Impacts of COVID-19 Likely to Upset Meat Supply

Impacts of COVID-19 Likely to Upset Meat Supply

Beef availability concerns from all across Canada continue steadily to trickle in as the COVID-19 pandemic continues to persist. As a result of the general public protection measures by the authorities, slaughter houses throughout Canada and also the United States continue to be lowering line speeds, shifts, as well as temporary closures in a few other cases. These types of actions are caused by Covid-19 concerns, and analysts are saying that meat supplies are likely to end up struck hard.

Kevin Grier, a market analyst, says that Canadian slaughter activities are probably to decline by at least 5% in the second quarter of the year and that he says “is if we are lucky.” He also told those on an online presentation arranged by marketing intelligence firm J.S. Ferrero that “Production is much, much slower than normal.” The slower production rate creates a major issue for cattle owners.

The persistence of Covid-19 has resulted in a short term closure of the Cargill plant at High River in Alta. The packer is one of the leading meat packers on the Prairies. Several employees at other main meat packing plants in JBS in Brooks in Alta have tested positive to Covid-19, causing a lot of problems in operations due to personnel shortage. The plant, as of last week was running only on a single shift, and this has considerably reduced its daily slaughter operations.

On the other hand, more than a few US packaging plants that deal with Canadian livestock have also stated reductions in their slaughter activities, and others have momentarily stopped running due to the workforce contracting the virus. Tyson meat plant in Pasco, Washington, has momentarily closed although the JBS plant in Greeley, Colorado, was poised to open recently after its short term shutdown from the start of the month.

As reported by Grier, beef has come to be far more expensive at the counter in comparison to pork and chicken. He says that “Beef costing has become uncompetitive relative to the other two main types of meat.”
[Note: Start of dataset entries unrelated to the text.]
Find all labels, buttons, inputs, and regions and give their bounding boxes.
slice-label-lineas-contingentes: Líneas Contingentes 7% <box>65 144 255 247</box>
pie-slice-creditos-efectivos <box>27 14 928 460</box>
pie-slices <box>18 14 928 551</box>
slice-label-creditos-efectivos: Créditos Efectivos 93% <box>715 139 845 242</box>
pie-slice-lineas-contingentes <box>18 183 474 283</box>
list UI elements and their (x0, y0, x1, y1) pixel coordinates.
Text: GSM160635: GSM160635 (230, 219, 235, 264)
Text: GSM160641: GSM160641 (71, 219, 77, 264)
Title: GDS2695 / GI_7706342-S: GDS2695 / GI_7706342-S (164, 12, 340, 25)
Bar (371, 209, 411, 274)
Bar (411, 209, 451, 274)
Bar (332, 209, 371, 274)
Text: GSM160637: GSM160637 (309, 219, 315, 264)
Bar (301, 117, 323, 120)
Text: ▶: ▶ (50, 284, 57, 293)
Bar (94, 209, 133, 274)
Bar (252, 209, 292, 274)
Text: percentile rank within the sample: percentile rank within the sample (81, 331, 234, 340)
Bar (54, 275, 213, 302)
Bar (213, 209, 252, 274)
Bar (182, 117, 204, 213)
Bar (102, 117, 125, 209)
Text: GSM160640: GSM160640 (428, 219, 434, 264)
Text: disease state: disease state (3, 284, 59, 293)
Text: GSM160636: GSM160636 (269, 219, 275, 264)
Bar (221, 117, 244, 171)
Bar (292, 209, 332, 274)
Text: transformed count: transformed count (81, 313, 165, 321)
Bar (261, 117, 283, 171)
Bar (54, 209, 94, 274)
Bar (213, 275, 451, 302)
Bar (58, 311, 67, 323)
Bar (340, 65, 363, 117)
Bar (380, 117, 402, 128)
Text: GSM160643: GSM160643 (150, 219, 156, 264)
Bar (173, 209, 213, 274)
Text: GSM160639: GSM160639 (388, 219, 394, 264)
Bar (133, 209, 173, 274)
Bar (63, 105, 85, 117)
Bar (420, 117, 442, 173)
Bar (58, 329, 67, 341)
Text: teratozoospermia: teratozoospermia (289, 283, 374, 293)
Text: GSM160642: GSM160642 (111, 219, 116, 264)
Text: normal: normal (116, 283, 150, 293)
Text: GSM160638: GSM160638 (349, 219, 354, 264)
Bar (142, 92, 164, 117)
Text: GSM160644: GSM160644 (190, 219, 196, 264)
According to Statistics Canada, Canadians prefer to dine out more commonly in comparison with dining at home. The pandemic has modified this as the majority of full service restaurants have undergone a forced closing as the battle to control the growth of the virus continues. The consequences of the pandemic continue to be felt seriously in the third quarter of this year as people concentrate more on paying the new years charges during the first quarter. Grier further predicts that in the 2nd and 3rd quarters, food sales will be around 20% of what they are at this point, while fast food restaurants like McDonald’s could maintain 40% of their current sales.

During the same webinar, an American agricultural economist, Rob Murphy, claimed that restricted packaging capacity had brought about a disconnect between meat prices and live animal prices. He emphasized that panic buying due to Covid-19 contributed to strong margins among the packers.

Many slaughter plants in the US might be facing a slip of as much as 9% due to a drop in processing speeds and short-term closure of meat packing plants as a result of the Coronavirus pandemic. Murphy stated that “We think that’s going to persist, that you’re going to continue to see those types of problems that will lead to year over year declines in steer and heifer slaughter, at least for the next couple of months and maybe beyond.”

Murphy further reported that price levels for cash cattle are most likely to continue declining because the cattle providers need to move the cattle, and there is not much leverage with the packer. The feed yard placements are also most likely to fall in the upcoming months, thus decreasing inventory, and this suggests a drop in beef supply.